Alexandria is beard city – it is the headquarters of the Muslim Brotherhood’s Freedom and Justice party and the Al Nour party of the ultra-conservative Salafi. Beards have been sprouting on chins like weeds. There's the uncut version, the running-wild look, the trimmed bush and the beard that can't seem to make up its mind whether to come or go.
Posters and banners still festoon the city like decorations left in a room long after the party is over. The Islamist candidates continue to gaze at us with benign authority and reassuring smiles. Not all of them are bearded, but all of them have the middle of their foreheads marked by the zebeeba which means ‘dehydrated grape.’ The dark mark indicates the amount of times their foreheads have hit the floor praying.
The Islamist’s campaigning was slick, pumped with money and included free handouts in the name of charity. Their success in the first leg of Egypt's three-stage parliamentary vote has surprised and alarmed those Egyptians worried about what this might mean for freedoms and tolerance. The Muslim Brotherhood party and the Salafis are likely to emerge as a vocal bloc in the first legislature since Hosni Mubarak was deposed by the Egyptian people. The Salafis are predicted to come second to the more moderate Muslim Brotherhood.
Many Muslim scholars do not believe beards are compulsory. Mohammed never stipulated facial hair was must for his followers in the Quran, although he himself is believed to have sported one – probably because he was so busy being a prophet he didn’t have time to shave.
Sayings of Mohammed reported after his death give the impression he was a militant beardist. ‘Trim the moustache closely but let the beard flow,’ he is reported to have said. One Muslim scholar states, ‘No one has called it permissible to trim it (the beard) less than fist-length as is being done by some westernized Muslims and hermaphrodites.' In a statement that could put barber’s out of business, he stated ‘It is forbidden for a man to shave another’s beard.
Beards themselves are not the issue. George Clooney looks great in one. The 25th January Revolution was led by young people most of whom wanted to see Egypt become a modern leading nation in the 21st century. Instead, a large group of bearded men (and a few covered women) will be a major influence, viewing the world from the 8th and 9th centuries.
When Salafist leader and Alexandrian parliament candidate, Abdel-Moneim El-Shahat recently described the literature of the late Egyptian Nobel prize winner, Naguib Mahfouz, as ‘inciting promiscuity, prostitution and atheism,’ he sent shivers through the artistic community.
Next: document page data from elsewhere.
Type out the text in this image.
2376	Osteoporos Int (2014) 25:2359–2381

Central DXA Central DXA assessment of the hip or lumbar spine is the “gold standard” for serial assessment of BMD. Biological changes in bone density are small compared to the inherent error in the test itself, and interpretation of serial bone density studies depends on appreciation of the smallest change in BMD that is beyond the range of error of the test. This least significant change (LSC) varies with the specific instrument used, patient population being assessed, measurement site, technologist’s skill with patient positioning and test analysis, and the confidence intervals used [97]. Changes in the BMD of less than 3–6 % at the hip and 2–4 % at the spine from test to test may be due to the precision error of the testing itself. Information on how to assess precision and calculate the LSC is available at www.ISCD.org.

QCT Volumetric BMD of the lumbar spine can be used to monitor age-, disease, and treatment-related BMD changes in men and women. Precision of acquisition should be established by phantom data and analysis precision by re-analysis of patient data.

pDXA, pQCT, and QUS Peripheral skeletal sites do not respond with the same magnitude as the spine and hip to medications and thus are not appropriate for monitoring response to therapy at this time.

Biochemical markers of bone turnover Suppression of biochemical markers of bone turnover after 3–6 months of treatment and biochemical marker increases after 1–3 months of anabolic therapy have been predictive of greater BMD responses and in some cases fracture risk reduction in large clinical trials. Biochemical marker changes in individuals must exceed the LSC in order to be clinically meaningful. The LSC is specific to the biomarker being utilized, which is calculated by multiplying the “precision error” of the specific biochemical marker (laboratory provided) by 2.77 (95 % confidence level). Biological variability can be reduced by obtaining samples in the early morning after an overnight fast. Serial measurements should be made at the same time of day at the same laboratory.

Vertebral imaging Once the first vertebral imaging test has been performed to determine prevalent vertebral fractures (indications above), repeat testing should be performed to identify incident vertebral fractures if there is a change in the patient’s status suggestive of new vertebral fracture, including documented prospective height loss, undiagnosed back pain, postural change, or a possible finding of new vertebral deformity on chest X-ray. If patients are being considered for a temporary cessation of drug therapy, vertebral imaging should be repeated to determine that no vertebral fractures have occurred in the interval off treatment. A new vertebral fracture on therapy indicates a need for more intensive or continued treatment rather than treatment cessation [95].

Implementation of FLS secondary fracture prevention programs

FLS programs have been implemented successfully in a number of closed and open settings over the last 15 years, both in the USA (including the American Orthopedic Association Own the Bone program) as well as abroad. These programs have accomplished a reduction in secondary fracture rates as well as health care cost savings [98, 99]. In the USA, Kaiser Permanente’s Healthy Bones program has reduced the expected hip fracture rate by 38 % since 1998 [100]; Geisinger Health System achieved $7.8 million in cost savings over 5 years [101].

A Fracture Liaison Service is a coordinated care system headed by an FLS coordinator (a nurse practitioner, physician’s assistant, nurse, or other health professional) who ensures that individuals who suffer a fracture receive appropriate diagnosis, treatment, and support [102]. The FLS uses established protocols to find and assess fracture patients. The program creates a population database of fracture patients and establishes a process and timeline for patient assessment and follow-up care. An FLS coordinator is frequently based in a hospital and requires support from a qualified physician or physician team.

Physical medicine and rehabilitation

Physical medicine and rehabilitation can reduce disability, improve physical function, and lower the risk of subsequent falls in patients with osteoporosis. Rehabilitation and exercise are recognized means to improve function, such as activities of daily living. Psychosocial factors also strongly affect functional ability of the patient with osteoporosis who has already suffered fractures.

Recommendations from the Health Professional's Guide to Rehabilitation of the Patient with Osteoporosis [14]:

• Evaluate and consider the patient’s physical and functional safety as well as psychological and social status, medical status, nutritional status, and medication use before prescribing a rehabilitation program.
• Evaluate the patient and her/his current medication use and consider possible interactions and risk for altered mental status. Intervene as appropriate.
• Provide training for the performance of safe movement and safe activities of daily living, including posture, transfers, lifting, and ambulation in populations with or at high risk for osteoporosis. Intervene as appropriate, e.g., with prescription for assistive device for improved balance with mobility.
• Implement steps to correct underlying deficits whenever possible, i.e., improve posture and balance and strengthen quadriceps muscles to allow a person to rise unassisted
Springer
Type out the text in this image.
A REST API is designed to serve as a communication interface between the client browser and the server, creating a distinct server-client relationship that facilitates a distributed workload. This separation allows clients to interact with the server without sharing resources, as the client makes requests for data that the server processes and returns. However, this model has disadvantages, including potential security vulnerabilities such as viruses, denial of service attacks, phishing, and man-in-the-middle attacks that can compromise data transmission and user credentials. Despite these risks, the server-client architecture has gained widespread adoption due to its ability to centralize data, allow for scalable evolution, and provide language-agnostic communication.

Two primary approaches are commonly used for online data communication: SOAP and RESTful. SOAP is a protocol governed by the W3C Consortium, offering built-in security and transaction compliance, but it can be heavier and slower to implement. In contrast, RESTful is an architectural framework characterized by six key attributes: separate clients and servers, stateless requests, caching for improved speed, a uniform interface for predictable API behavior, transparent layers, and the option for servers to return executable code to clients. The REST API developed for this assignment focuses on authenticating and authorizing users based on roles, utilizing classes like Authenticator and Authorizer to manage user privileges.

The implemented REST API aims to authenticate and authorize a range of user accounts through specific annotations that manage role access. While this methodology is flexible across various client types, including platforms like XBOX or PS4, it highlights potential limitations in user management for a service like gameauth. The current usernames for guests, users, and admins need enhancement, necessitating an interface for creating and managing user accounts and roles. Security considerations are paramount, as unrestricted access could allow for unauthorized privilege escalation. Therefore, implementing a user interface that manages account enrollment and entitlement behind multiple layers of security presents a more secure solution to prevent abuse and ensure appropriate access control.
In a television interview, El-Shahat (who looks like a gnome with a third eye) said, Mahfouz’s novels ‘are mostly set in areas involving brothels and drugs,' and that his acclaimed, Awlad Harretna (Children of our Alley), was a novel 'whose symbols promoted atheism.’
The beardless bartender at the Four Seasons Hotel says he voted for the Salafis and for the Muslim Brotherhood as they ‘will be fair and just.’
When I pointed out that he would be out of a job if the Salafis succeeded in banning all alcohol, he merely shrugged his shoulders.
‘I’ll find another job,” he said, apparently oblivious of Egypt’s high unemployment rate.
When asked if he knew what Al Nour would do for the economy, he shook his head. In conservative Egypt, moral rectitude is taking priority over economic sense.
I recently watched a television interview with a Salafist who clearly had his eye on the Ministry of Tourism. He said that all female tourists arriving in Egypt should be given a uniform on arrival which would cover them from head to toe. The Pharonic statues they had come to see, would also be covered. He also promised to increase the revenue coming into the country from tourism.
Mahfouz once said, ‘If you want to move people, you look for a point of sensitivity, and in Egypt nothing moves people as much as religion.’ He also said, ‘It is clearly more important to treat one’s fellow man well, than to be always praying and fasting and touching one’s head to a prayer mat.’